Trend analysis of aerosol particle physical properties at Villum Research Station, Northern Greenland

Introduction

The Arctic region is particularly sensitive to global climate change, experiencing warming at twice the rate of the global average. Anthropogenic pollution (e.g. aerosols, black carbon, ozone, and greenhouse gases), which to a large extent originates from the mid-latitudes, is suspected to be partly responsible for this warming. Atmospheric aerosols can alter the planetary radiation balance directly through scattering and absorption and indirectly through modification of cloud properties. These interactions depend on aerosol physicochemical properties. The Arctic cryosphere and atmosphere has undergone significant changes in recent decades, accompanied by reductions in anthropogenic emissions, especially in Europe and North America. These changes have important ramifications for the ambient Arctic aerosol. Understanding the direction and magnitude of recent changes in the Arctic aerosol population is key to elucidating the implications for the changing Arctic, although this remains a scientific challenge. Here we report recent trends for aerosol particle physical properties, which will aid in this understanding of the changing Arctic.

Measurement Site & Methods

All measurements were obtained at Villum Research Station (Villum, N 81^o36’ W 16^o39’ 24 m a.s.l) in northeastern Greenland. Particle number size distributions (PNSD) were measured using a Scanning Mobility Particle Sizer (SMPS) from 2010–2018.

We have utilized mode fitting on daily averaged PNSDs to characterize three distinct modes (Nucleation, Aitken, and Accumulation) along with geometric mean diameters (GMD) and number concentrations (PN) for each mode.
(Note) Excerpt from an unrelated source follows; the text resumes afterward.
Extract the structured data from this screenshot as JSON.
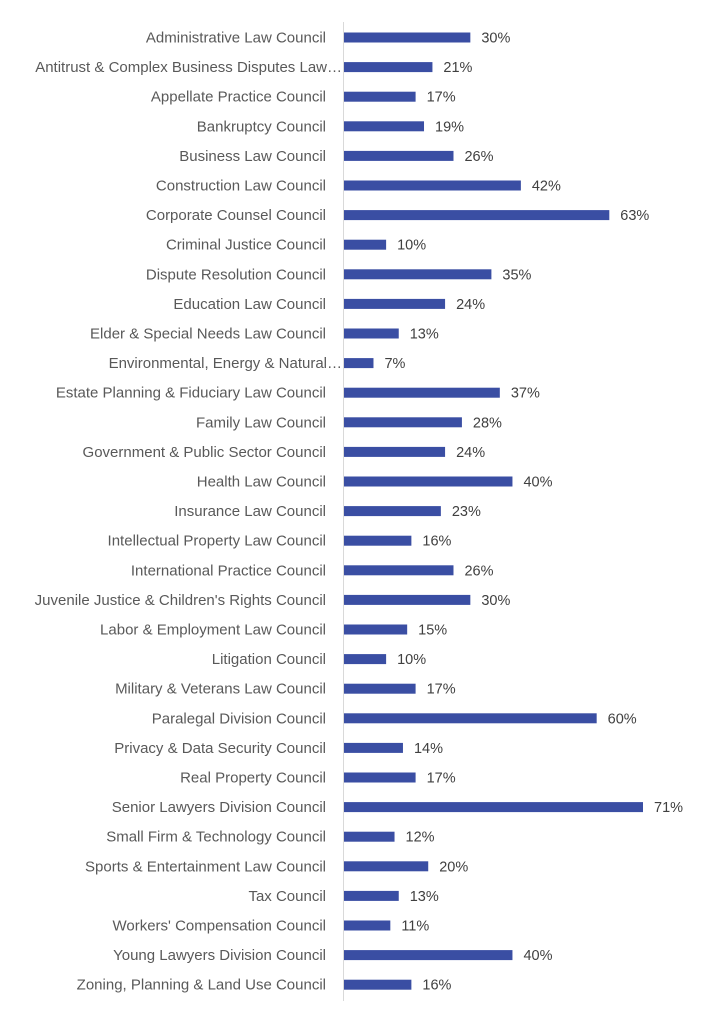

The trends in these parameters were identified and quantified using the Mann-Kendal test and Theil Sen slope on the 90^th % confidence interval. Trends in different months were analyzed using daily modal parameters.

Results

Statistically significant (s.s.) decreasing trends were detected for the Nucleation and Aitken modes GMDs in the winter, spring, and summer, with the only s.s. increasing trends occurring in the autumn. The Accumulation mode GMD showed a s.s. decrease in the spring and s.s. increase in the summer. For the PN of each mode, large s.s. increasing trends were detected for Nucleation and Aitken mode PN in the spring and summer. The Accumulation mode PN showed a small s.s. increase in the summer and a large s.s. decrease in the autumn.

            These results show that ultrafine modes (Nucleation and Aitken) are decreasing in diameter while simultaneously increasing in number concentration. These trends are most likely related to changes in sea ice extent, as previous research has indicated a negative correlation between new particle formation and sea ice extent. The decrease in Accumulation mode GMD in spring (during the peak of the Arctic Haze) is possibly related to decreases in anthropogenic emissions, while the increase PN during summer could signal an increase in primary biogenic aerosol emissions from the ocean surface. The large decrease in Accumulation mode PN during autumn requires further investigation. 

            This work will help confirm trends of other aerosol components observed at other High Arctic sites and can offer insight into the climatic implications (i.e., radiative balance and cloud properties) for a future Arctic climate.